(Micro) optimizations. - nettle-bugs

6 Feb 2004


      After being prodded by Jonas Walldén, who showed me how to speed up
the C implementation of arcfour by 50%, I've been spending a few hours
on micro optimizing arcfour and sha1.
Benchmark figures below are on my P4 laptop. First, arcfour:
Original C version:   47 MB/s
  Improved C version:   43 MB/s [1]
  x86 assembler:       160 MB/s
[1] So this is actually a slowdown on my machine. Jonas reports a 50%
    speedup on G4, and a smallish x86 speedup too. I think the new
    code should be faster on all cpu:s with a decent number of
    registers.
For sha1, the difference is smaller,
Original C version: 64 MB/s
  x86 assembler:      80 MB/s
Now, I'm by no means an x86 guru. I've tried to get a small
instruction count, and fit as many variables as possible into
registers. I haven't attempted to do any clever instruction
scheduling. So if anybody with more x86 experience could have a look
at the code, that is much appreciated.
Source code can be viewed at
http://cvs.lysator.liu.se/viewcvs/viewcvs.cgi/lsh/src/nettle/x86/sha1-compre...
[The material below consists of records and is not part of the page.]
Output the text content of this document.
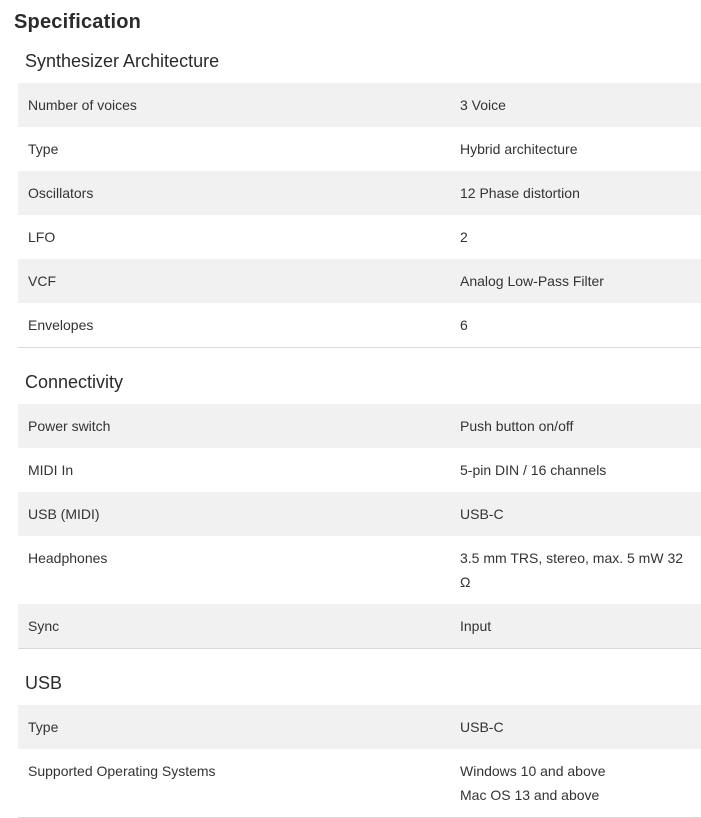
Specification
Synthesizer Architecture
Number of voices	3 Voice
Type	Hybrid architecture
Oscillators	12 Phase distortion
LFO	2
VCF	Analog Low-Pass Filter
Envelopes	6
Connectivity
Power switch	Push button on/off
MIDI In	5-pin DIN / 16 channels
USB (MIDI)	USB-C
Headphones	3.5 mm TRS, stereo, max. 5 mW 32 Ω
Sync	Input
USB
Type	USB-C
Supported Operating Systems	Windows 10 and above
Mac OS 13 and above
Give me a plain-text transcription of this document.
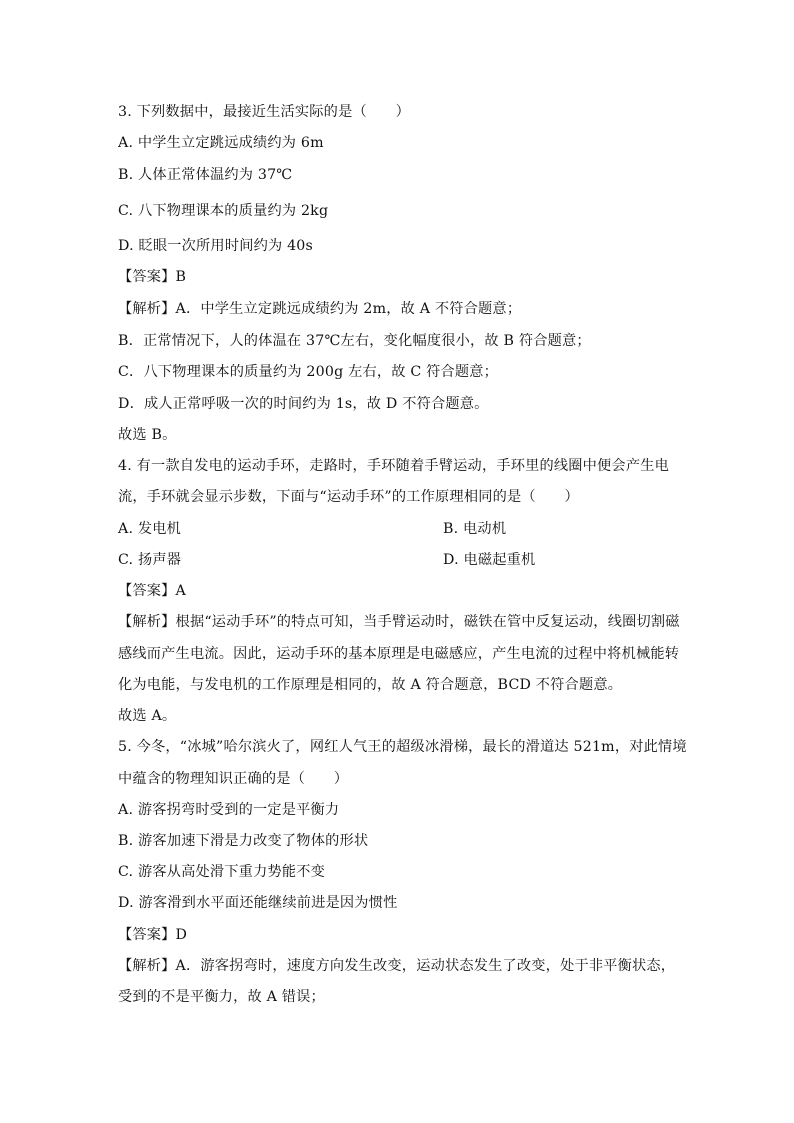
3. 下列数据中，最接近生活实际的是（　　）
A. 中学生立定跳远成绩约为 6m
B. 人体正常体温约为 37℃
C. 八下物理课本的质量约为 2kg
D. 眨眼一次所用时间约为 40s
【答案】B
【解析】A．中学生立定跳远成绩约为 2m，故 A 不符合题意；
B．正常情况下，人的体温在 37℃左右，变化幅度很小，故 B 符合题意；
C．八下物理课本的质量约为 200g 左右，故 C 符合题意；
D．成人正常呼吸一次的时间约为 1s，故 D 不符合题意。
故选 B。
4. 有一款自发电的运动手环，走路时，手环随着手臂运动，手环里的线圈中便会产生电
流，手环就会显示步数，下面与“运动手环”的工作原理相同的是（　　）
A. 发电机	B. 电动机
C. 扬声器	D. 电磁起重机
【答案】A
【解析】根据“运动手环”的特点可知，当手臂运动时，磁铁在管中反复运动，线圈切割磁
感线而产生电流。因此，运动手环的基本原理是电磁感应，产生电流的过程中将机械能转
化为电能，与发电机的工作原理是相同的，故 A 符合题意，BCD 不符合题意。
故选 A。
5. 今冬，“冰城”哈尔滨火了，网红人气王的超级冰滑梯，最长的滑道达 521m，对此情境
中蕴含的物理知识正确的是（　　）
A. 游客拐弯时受到的一定是平衡力
B. 游客加速下滑是力改变了物体的形状
C. 游客从高处滑下重力势能不变
D. 游客滑到水平面还能继续前进是因为惯性
【答案】D
【解析】A．游客拐弯时，速度方向发生改变，运动状态发生了改变，处于非平衡状态，
受到的不是平衡力，故 A 错误；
http://cvs.lysator.liu.se/viewcvs/viewcvs.cgi/lsh/src/nettle/x86/arcfour-cry...
If you find the m4 macrology hard to read, you can check out the code
from cvs (following the instructions on the nettle or lsh homepages),
build it, and then look at the sha1-compress.s file, which is the
result of sending sha1-compress.asm through m4.
Happy hacking,
/Niels